But precisely how many and what mix of missiles President Bashar Al Assad controls, and therefore how deadly a chemical strike might be, both remain unclear. Equally unclear is how far the world should go to defend against such a strike.

Chances are, Syria possesses at least three types of ballistic missile that can be fitted with chemical warheads, according to Dr. Jeffrey Lewis from the James Martin Center for Nonproliferation Studies in California. These include Scuds and SS-21s acquired from North Korea and, less clearly, Fateh 110s transferred from Iran.

The Fateh 110s and SS-21s, both around 20 feet long, can reach just 50 and 120 miles, respectively. The Scuds, at 35 feet long, have a longer range: up to 400 miles. All the missiles are mobile — that is, they’re carried and launched by wheeled or tracked vehicles. The Scud’s so-called Transporter Erector Launcher is a heavy-duty offroad truck the size of a tractor trailer.

They’re all also unguided, with abysmal accuracy — 200 feet at best, in the Scud’s case. That means it can takes a lot of missiles to hit one target. According to various sources, Syria’s stockpile could include between 100 and 300 Scuds, maybe 200 SS-21s and probably no more than 50 Fatehs.

The Scuds and SS-21s have been widely reported and even glimpsed in recent satellite imagery and in the video above, shot in June by the Free Syrian Army. These two missile types have guest-starred in scores of conflicts since the Cold War. Most recently, Iraq lobbed Scuds at coalition troops in 1991 and 2003. Russia fired SS-21s at Georgian forces in 2009.

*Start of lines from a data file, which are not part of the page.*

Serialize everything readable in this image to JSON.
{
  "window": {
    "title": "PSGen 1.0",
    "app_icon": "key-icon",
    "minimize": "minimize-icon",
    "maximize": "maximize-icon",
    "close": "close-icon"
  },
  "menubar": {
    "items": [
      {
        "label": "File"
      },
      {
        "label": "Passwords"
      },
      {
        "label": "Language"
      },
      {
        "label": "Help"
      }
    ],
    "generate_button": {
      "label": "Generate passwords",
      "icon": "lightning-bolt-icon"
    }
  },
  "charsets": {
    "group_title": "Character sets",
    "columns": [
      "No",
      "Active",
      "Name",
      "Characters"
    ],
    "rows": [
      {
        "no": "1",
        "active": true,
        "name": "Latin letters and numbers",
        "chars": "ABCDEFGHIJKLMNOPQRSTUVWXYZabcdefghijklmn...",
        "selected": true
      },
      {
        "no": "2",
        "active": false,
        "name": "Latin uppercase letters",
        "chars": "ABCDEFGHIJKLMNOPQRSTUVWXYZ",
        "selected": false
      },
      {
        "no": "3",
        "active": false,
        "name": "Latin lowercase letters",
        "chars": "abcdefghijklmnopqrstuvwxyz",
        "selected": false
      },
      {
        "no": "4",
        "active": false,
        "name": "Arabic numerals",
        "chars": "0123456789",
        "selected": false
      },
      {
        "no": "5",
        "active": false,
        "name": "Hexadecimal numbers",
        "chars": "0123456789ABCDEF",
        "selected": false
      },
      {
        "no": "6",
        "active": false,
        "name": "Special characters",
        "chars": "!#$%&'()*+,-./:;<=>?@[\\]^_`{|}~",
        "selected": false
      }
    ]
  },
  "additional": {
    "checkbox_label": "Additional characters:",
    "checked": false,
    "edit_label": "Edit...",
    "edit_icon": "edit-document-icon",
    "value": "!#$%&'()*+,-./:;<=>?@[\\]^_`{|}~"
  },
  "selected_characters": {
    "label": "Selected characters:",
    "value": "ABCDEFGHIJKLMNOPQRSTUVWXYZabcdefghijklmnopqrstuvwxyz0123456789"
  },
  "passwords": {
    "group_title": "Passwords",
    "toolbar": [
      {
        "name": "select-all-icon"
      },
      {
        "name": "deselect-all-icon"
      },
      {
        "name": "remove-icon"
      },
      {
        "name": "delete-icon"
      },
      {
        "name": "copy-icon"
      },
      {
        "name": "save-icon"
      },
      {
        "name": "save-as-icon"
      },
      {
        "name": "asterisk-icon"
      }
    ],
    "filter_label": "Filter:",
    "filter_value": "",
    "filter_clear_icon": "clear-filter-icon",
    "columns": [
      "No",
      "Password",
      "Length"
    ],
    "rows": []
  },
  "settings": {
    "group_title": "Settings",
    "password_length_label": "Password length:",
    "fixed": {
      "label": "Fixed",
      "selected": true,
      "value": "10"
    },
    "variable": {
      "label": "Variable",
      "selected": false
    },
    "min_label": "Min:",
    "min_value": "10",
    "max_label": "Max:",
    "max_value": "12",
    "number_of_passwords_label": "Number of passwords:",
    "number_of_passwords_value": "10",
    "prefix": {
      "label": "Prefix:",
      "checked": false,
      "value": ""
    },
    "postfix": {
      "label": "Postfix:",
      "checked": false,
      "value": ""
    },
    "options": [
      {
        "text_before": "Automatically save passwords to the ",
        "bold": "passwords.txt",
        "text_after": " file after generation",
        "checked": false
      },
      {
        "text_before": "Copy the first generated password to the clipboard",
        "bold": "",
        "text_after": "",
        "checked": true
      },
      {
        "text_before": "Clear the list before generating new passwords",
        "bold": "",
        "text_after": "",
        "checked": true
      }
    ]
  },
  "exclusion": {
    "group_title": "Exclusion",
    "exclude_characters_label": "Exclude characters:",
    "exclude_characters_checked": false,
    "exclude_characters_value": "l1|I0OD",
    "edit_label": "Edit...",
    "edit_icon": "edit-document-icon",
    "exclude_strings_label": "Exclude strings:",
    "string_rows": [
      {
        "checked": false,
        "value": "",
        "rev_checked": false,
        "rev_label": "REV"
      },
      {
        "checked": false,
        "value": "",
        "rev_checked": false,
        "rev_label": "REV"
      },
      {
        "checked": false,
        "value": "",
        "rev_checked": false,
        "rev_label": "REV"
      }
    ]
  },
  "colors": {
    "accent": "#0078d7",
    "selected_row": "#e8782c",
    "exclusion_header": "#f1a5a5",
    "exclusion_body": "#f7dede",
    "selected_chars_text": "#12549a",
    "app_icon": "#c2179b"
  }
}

But the Fatehs are “something no one talks about,” Lewis, who also blogs at Arms Control Wonk, tells Danger Room. “That boggles my mind.” The Fatehs are just part of a growing portfolio of Iranian-designed missiles and rockets meant mostly for domestic use in Iran’s escalating standoff with most of the rest of the world and, to a lesser extent, for export.